Als er am 1. November 1894 den Thron bestieg, galt er als Hoffnungsträger der Regimekritiker. Doch schon bald stellte sich heraus, dass Nikolaj, wie sein Vater Zar Alexej III. Alexandrowitsch Romanow vor ihm, starr an der Autokratie festhielt und das riesige Reich als Alleinherrscher zu regieren gedachte. Die Forderung nach umfassenden politischen und sozialen Reformen ignorierte er weitgehend.
Nikolaj übersah die Zeichen der Zeit nach politischer Mitbestimmung des Volkes und er übersah die große Not in seinem Reich. Immer deutlicher schlugen ihm und seiner intriganten Hofkamarilla daher Hass und Verachtung entgegen.
Anstatt jedoch längst überfällige Reformen in Angriff zu nehmen, begann Nikolaj der Ablehnung der breiten Masse aus dem Weg zu gehen. Er zog sich mit seiner Familie in die Abgeschiedenheit seiner prächtigen Paläste zurück und verlor auf diese Weise noch mehr den Bezug zu den Problemen der Bevölkerung.
Er wusste es einfach nicht besser. Er hatte es nicht anders gelernt.
Als er das tödliche Attentat auf seinen Großvater, Zar Alexander II., miterlebte, war er zwölf Jahre alt. Aus Sicherheitsgründen hatte die Zarenfamilie nach dem Mordanschlag das festungsartige Schloss Gattschina bezogen, wo Nikolaj – völlig von der Außenwelt abgeschottet – aufwuchs.
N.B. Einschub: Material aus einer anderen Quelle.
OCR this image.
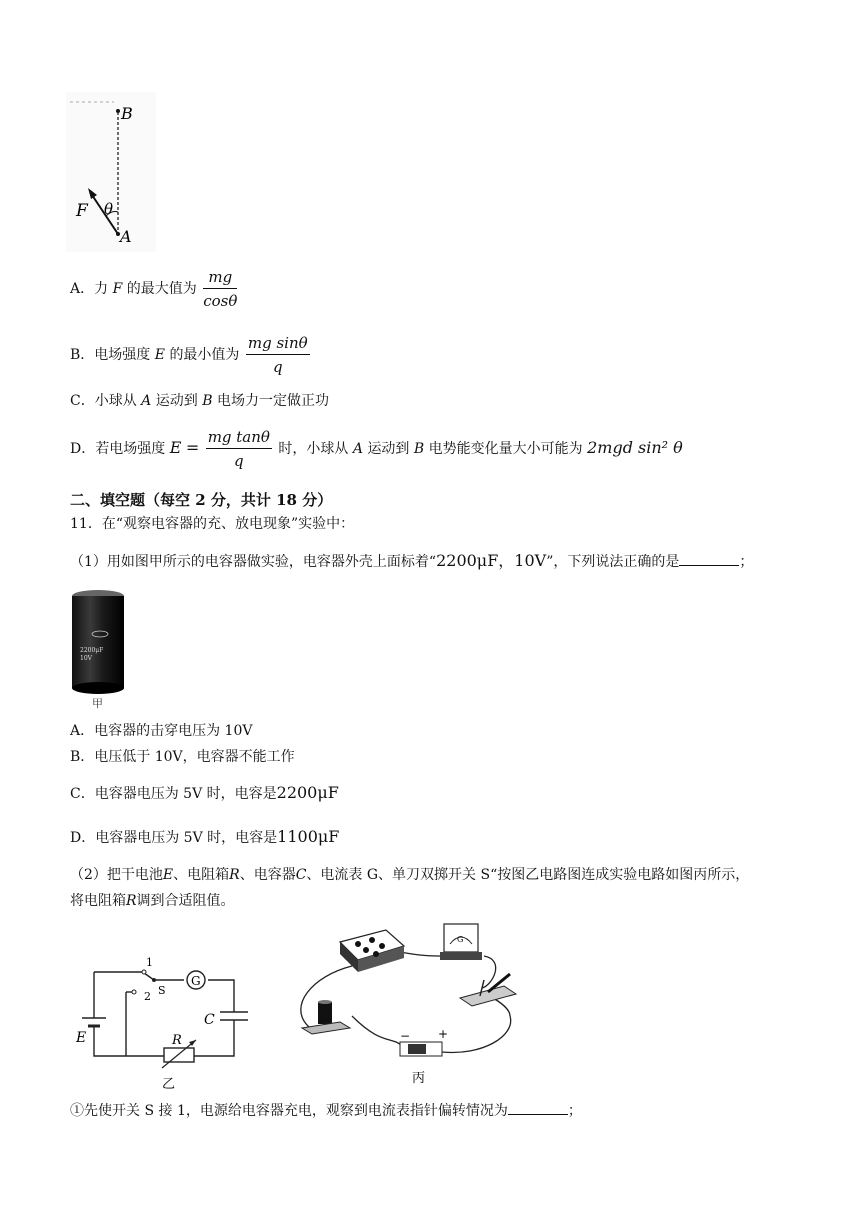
B
A
F θ
A．力 F 的最大值为 $\frac{mg}{\cos\theta}$
B．电场强度 E 的最小值为 $\frac{\text{mg sinθ}}{q}$
C．小球从 A 运动到 B 电场力一定做正功
D．若电场强度 $E = \frac{\text{mg tanθ}}{q}$ 时，小球从 A 运动到 B 电势能变化量大小可能为 2mgd sin² θ
二、填空题（每空 2 分，共计 18 分）
11．在“观察电容器的充、放电现象”实验中：
（1）用如图甲所示的电容器做实验，电容器外壳上面标着“2200μF，10V”，下列说法正确的是	；
2200μF
10V
甲
A．电容器的击穿电压为 10V
B．电压低于 10V，电容器不能工作
C．电容器电压为 5V 时，电容是2200μF
D．电容器电压为 5V 时，电容是1100μF
（2）把干电池E、电阻箱R、电容器C、电流表 G、单刀双掷开关 S“按图乙电路图连成实验电路如图丙所示，
将电阻箱R调到合适阻值。
G
1
2 S
E
C
R
乙
G
− +
丙
①先使开关 S 接 1，电源给电容器充电，观察到电流表指针偏转情况为	；
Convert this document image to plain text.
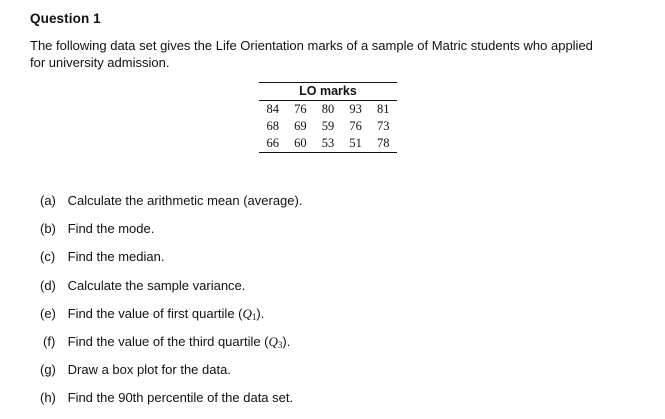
Question 1
The following data set gives the Life Orientation marks of a sample of Matric students who applied
for university admission.
LO marks				
84	76	80	93	81
68	69	59	76	73
66	60	53	51	78
(a) Calculate the arithmetic mean (average).
(b) Find the mode.
(c) Find the median.
(d) Calculate the sample variance.
(e) Find the value of first quartile $(Q_1)$.
(f) Find the value of the third quartile $(Q_3)$.
(g) Draw a box plot for the data.
(h) Find the 90th percentile of the data set.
Seine schulische Privaterziehung unterstand der Aufsicht des konservativ-klerikalen Juristen Konstantin Pobedonoszew, der großen Einfluss auf das Weltbild des Zarewitsch ausübte – er lehnte den westlichen Liberalismus ab und hob die Notwendigkeit autokratischer Machtentfaltung, legitimiert durch das Gottesgnadentum, stets hervor.
Die Regierungsgewalt eines Zaren – so lernte es der junge Nikolaj – wurde weder durch eine Verfassung noch durch eine gewählte Volksvertretung beschränkt. Er hatte die gesamte Staatsmacht inne. Und Gott, der ihn auf diese Position gehoben hatte, sorgte dafür, dass er die nötige Befähigung für sein Amt erhielt.
Das war die Herrschaftsauffassung Nikolajs, sie stellte er nicht infrage. Menschen, die Kritik an ihm, dem Zaren, übten und an ihm zweifelten, kritisierten seiner Überzeugung nach zugleich Gott und zweifelten an ihm. Und das bedeutete wiederum Blasphemie und durfte auf keinen Fall geduldet werden.
Unterstützt wurde dieses Weltbild von seiner Ehefrau Zarin Alexandra, die ihn in seiner wirklichkeitsfernen Auffassung vehement bestärkte.